Grail - Elizabeth Bear [66]
Dorcas seemed unimpressed by the threat of unblade, or Conn. She did not rise, but a needler appeared in her hand, shivering slightly but accurately aimed. The patron gave no sign that she had noticed it. Her weapon remained in its sheath, ready on the instant to be drawn. And in the leaves of the branches behind her, Dust saw something heavy, shining, and silk-black coil and tongueflicker, ready on the instant to strike.
“Ariane,” she said. “Really. I was dead before you were out of diapers, and you expect fear? I have said I will help you. I will promise not to reveal what I know to the Captain or her dogs.” Her mouth bent in a moue of disgust. “But don’t expect me to lick your boots into the deal.”
Inside his bower, the frail remnant of Dust huddled close to a branch. He would leap if he must, join the fray in defense of his mistress. Worthy or not, despised or adored, she was his, and he was hers. Even Dorcas’s synbiotic monster-snake would not intimidate him into remaining in hiding if Ariane were to draw her blade.
And she might have, except Dorcas smiled, showing teeth. In that expression, Dust glimpsed the woman she had not been, the woman whose body she now inhabited. He remembered Sparrow Conn, and he could imagine it was her voice that said, “Though you grind my bones for bread, Commodore, you will not make me grovel.”
She did not stand. She sipped her coffee. She did not lower the barrel of her weapon. She raised her head to regard the patron and she smiled.
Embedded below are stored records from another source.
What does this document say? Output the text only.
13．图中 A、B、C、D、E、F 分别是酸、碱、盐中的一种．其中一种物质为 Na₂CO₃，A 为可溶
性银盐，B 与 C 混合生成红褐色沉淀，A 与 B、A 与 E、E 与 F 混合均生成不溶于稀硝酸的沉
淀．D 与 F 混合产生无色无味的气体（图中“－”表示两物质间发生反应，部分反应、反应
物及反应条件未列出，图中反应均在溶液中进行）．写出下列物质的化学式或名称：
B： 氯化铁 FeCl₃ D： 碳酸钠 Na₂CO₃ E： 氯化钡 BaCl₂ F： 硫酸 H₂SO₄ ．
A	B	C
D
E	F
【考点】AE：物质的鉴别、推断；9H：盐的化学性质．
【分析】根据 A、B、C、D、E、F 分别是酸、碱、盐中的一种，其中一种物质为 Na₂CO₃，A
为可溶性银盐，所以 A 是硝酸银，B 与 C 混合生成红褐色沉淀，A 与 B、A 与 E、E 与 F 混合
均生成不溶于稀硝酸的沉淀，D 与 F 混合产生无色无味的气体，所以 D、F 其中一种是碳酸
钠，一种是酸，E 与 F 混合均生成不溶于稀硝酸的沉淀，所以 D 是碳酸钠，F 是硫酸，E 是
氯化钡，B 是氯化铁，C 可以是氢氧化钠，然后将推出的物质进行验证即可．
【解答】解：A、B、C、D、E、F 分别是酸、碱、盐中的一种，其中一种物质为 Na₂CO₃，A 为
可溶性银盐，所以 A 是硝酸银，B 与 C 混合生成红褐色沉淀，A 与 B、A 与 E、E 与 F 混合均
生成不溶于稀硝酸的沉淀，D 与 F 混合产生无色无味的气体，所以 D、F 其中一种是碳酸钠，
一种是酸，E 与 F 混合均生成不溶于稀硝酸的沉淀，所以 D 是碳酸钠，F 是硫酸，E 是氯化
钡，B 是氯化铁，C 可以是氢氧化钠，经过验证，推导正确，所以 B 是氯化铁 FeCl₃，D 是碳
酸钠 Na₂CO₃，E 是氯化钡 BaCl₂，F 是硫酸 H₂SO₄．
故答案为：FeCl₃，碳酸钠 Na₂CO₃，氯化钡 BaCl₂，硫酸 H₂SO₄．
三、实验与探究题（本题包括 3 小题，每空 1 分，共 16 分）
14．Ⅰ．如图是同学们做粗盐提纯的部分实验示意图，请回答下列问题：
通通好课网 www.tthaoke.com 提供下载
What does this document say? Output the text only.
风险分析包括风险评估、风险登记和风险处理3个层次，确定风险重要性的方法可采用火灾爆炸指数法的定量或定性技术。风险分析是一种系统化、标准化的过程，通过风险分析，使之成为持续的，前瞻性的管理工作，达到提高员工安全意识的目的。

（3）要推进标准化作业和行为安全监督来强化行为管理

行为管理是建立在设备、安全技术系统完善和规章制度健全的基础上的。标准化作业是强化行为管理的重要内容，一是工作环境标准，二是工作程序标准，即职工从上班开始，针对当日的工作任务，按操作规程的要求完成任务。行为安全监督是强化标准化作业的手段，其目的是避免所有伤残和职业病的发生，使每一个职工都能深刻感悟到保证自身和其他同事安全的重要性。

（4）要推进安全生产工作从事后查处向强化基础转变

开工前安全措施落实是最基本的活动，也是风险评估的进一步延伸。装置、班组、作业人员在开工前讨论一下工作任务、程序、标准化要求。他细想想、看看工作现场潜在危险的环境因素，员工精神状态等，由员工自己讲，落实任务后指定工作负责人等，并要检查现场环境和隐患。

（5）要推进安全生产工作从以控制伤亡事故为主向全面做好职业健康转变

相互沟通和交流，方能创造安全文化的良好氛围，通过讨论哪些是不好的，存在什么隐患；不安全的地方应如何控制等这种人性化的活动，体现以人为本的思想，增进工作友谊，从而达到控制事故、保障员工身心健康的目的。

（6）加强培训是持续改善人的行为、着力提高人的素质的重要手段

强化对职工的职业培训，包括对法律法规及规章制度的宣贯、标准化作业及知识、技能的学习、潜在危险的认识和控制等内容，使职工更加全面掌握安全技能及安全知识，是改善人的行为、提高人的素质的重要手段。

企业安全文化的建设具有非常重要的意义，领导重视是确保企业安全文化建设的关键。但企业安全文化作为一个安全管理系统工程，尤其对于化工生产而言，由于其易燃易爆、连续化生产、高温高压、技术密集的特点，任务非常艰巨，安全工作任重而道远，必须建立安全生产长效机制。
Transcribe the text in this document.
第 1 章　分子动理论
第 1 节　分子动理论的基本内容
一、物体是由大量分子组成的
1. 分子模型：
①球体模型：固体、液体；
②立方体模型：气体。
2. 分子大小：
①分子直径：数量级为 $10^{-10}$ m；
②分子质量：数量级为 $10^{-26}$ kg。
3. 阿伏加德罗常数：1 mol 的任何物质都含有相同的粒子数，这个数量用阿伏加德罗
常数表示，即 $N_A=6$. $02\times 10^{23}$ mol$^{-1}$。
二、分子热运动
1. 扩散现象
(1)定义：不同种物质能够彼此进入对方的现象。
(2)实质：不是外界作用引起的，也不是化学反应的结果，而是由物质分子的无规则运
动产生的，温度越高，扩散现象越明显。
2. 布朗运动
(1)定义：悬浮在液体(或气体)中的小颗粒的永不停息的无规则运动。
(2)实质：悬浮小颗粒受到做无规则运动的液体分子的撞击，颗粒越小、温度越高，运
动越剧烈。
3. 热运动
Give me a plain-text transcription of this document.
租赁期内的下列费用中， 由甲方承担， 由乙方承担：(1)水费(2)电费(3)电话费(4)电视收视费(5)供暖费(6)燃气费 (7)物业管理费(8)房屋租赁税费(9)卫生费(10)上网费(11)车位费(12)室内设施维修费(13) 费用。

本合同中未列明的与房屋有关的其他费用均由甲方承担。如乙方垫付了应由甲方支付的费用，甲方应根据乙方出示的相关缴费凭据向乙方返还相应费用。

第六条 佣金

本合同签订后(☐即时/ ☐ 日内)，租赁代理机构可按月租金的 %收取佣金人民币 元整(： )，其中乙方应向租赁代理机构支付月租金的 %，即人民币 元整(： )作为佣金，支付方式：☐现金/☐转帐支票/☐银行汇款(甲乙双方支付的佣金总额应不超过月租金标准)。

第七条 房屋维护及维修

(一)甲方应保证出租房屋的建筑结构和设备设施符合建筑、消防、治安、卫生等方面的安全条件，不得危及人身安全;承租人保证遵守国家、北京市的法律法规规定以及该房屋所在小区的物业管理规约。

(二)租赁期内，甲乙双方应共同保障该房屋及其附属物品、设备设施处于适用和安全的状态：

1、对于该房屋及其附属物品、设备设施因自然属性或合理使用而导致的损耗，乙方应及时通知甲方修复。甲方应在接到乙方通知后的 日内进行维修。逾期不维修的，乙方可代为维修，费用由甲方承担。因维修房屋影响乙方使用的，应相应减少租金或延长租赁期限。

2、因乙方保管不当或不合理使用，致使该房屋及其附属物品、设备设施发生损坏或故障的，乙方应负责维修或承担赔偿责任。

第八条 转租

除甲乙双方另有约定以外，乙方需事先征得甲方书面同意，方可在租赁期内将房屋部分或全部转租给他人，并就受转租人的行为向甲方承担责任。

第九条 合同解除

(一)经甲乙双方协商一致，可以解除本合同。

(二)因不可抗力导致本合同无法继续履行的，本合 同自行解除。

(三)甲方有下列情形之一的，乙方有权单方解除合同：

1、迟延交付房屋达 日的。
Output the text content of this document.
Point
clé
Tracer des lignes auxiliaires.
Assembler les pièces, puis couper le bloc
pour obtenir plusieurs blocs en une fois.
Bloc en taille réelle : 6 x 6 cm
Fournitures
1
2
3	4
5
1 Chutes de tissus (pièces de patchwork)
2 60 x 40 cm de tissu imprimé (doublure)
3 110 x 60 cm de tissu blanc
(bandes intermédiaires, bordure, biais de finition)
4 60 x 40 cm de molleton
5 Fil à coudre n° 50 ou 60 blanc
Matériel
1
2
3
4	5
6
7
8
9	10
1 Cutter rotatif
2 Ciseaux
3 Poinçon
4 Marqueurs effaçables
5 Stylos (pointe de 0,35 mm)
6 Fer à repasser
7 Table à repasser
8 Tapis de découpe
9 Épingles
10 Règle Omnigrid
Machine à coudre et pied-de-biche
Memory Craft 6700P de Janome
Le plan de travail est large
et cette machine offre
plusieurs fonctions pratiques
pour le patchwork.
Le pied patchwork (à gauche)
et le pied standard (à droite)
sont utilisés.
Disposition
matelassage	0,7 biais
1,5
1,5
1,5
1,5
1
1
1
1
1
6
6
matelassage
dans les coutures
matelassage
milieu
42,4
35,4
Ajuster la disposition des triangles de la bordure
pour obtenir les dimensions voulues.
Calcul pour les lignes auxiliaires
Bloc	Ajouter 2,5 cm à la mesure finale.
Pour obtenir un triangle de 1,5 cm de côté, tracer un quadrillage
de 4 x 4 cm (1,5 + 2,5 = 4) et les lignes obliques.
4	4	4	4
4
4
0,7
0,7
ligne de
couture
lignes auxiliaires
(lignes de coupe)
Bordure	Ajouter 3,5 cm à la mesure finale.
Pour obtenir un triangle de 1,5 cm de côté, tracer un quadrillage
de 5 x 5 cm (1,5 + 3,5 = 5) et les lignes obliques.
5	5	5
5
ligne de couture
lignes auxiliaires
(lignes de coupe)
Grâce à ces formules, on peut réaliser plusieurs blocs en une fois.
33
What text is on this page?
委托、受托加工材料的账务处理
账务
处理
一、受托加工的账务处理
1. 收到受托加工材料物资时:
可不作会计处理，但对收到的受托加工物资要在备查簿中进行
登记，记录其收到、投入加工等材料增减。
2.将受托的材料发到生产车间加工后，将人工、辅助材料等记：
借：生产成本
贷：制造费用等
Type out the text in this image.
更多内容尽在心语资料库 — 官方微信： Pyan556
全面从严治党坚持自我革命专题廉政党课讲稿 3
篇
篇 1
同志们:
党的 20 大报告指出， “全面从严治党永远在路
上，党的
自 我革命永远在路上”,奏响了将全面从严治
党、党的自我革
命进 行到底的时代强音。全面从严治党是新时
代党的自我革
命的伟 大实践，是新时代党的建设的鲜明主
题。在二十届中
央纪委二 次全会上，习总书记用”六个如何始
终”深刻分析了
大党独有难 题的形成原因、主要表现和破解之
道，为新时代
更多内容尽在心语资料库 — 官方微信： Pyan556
“You know,” she said, “combat reflexes live in the muscle memory more than they do in the mind. Do you know who wore this body before me, Ariane?”
The patron did not step back, though Dust saw the shiver through her calf muscles as she fought the reflex and won.
“Allies?” she said.
“After a fashion,” Dorcas agreed. “Please, drink your coffee. It would be a pity to waste.”
Tristen felt his armor shift to support his weight as he rocked back on his heels. “A survivor? Are you sure?”
“Living things are not my specialty,” Mallory admitted, “but it seems likely. That’s what a pulse and breathing generally mean, isn’t it?”
“When you’re right, Necromancer,” Tristen said, “you’re usually right.”
“Here, bring me more light.”
Mallory’s helm lights already illuminated the underside of the table with a dim glow. It radiated up through the water and the roots of the plants encapsulated in the transparent table, casting eerie, watery ripples of luminescence and shadow on the bulkheads and the ceiling. Tristen leaned down to bring his own units under the edge, where they could contribute a more indirect illumination. When he could see around Mallory—and his sensors could pick up what the necromancer’s body obscured—he grunted into his helm. Breath fogged his faceplate for a moment before the moisture controls cleared it, but what vanished behind the mist did not change when it emerged again.
Mallory cupped something the color and size of a lime in armored palms. It was warm; a tiny heartbeat shook it. Tiny breaths lifted its feathers and then let them fall smooth again. Its wings were no longer than Tristen’s middle finger. They stretched across Mallory’s hands, delicate primary feathers splayed as if they were fingers, too.
“Cynric’s pets look like that,” Tristen said. He backed up, allowing Mallory to scuff out from under the hydroponics table on armored knees that grated against the floor. Mallory stood, still cradling the minute casualty. “A stunning coincidence.”
“She didn’t do this,” Mallory said, turning to survey the dead.
“She wouldn’t have left behind evidence if she did,” Tristen agreed. Cynric did not make merely human errors. Her mistakes were more on the epic scale, her failings those of demigods. “So the question is, who did it, and how was it done, and what is the purpose in making it look like Cynric?”